The Trade Union Congress and the Royal National Institute of the Deaf warned that staff are currently exposed to dangerously high levels of music at work, and this excessive noise has already caused hearing problems and deafness.
They argue that longer opening hours will only increase the dangers for the UK's 568,000 bar and nightclub staff. Some are already exposed to music as loud as aircraft taking off at 110dB (A).
"Prolonged exposure to loud noise can cause permanent hearing loss. Since noise-induced hearing loss is often cumulative and not immediately obvious, its threat is seldom recognised or taken seriously," said Brian Lamb, director of communications at the RNID.
Since their joint report Noise Overload in December 2004, the TUC and RNID have found little improvement in local authority enforcement of the existing Noise at Work Regulations.

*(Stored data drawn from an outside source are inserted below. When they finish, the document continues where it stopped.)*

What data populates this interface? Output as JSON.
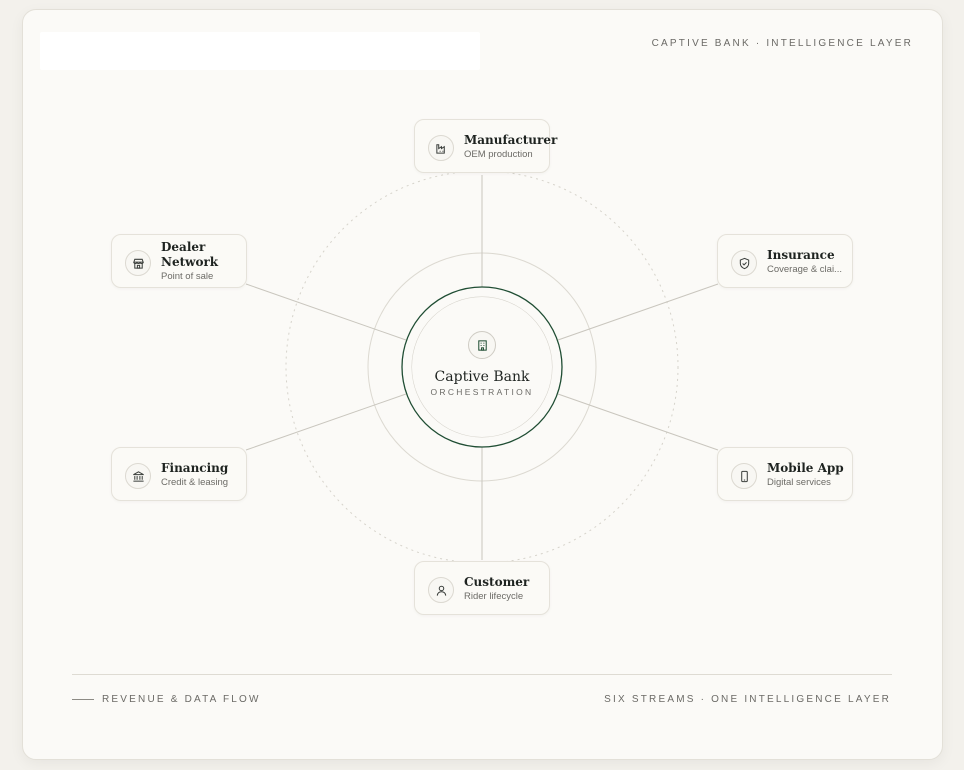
{
  "header": {
    "title": "",
    "tag": "CAPTIVE BANK · INTELLIGENCE LAYER"
  },
  "hub": {
    "name": "Captive Bank",
    "subtitle": "ORCHESTRATION",
    "icon": "bank-building-icon",
    "accent_color": "#1f4d33"
  },
  "nodes": {
    "manufacturer": {
      "name": "Manufacturer",
      "subtitle": "OEM production",
      "icon": "factory-icon"
    },
    "insurance": {
      "name": "Insurance",
      "subtitle": "Coverage & clai...",
      "icon": "shield-icon"
    },
    "mobile_app": {
      "name": "Mobile App",
      "subtitle": "Digital services",
      "icon": "phone-icon"
    },
    "customer": {
      "name": "Customer",
      "subtitle": "Rider lifecycle",
      "icon": "person-icon"
    },
    "financing": {
      "name": "Financing",
      "subtitle": "Credit & leasing",
      "icon": "bank-icon"
    },
    "dealer_network": {
      "name": "Dealer Network",
      "subtitle": "Point of sale",
      "icon": "storefront-icon"
    }
  },
  "footer": {
    "legend": "REVENUE & DATA FLOW",
    "summary": "SIX STREAMS · ONE INTELLIGENCE LAYER"
  }
}
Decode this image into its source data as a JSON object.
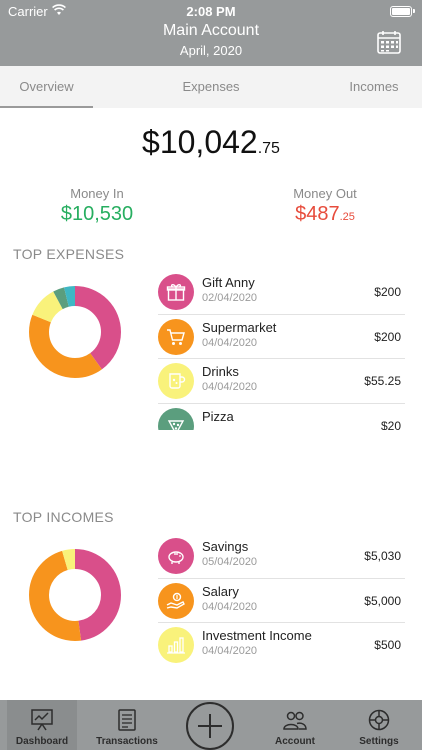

"In just over two years the leisure industry will be covered by new legislation which reduces even further noise levels in music venues. How are they going to meet the legal requirements when they cannot even comply with the current regulations?" said Hugh Robertson, senior health and safety officer at the TUC.
"The industry must get its act together quickly before it is hit with a huge wave of compensation claims and enforcement action."
The new regulations, which come into force on April 2008 for the leisure industry, will have to reduce permissible noise levels by 5dB(A) to 80dB(A), and provide hearing protection for anything over this point.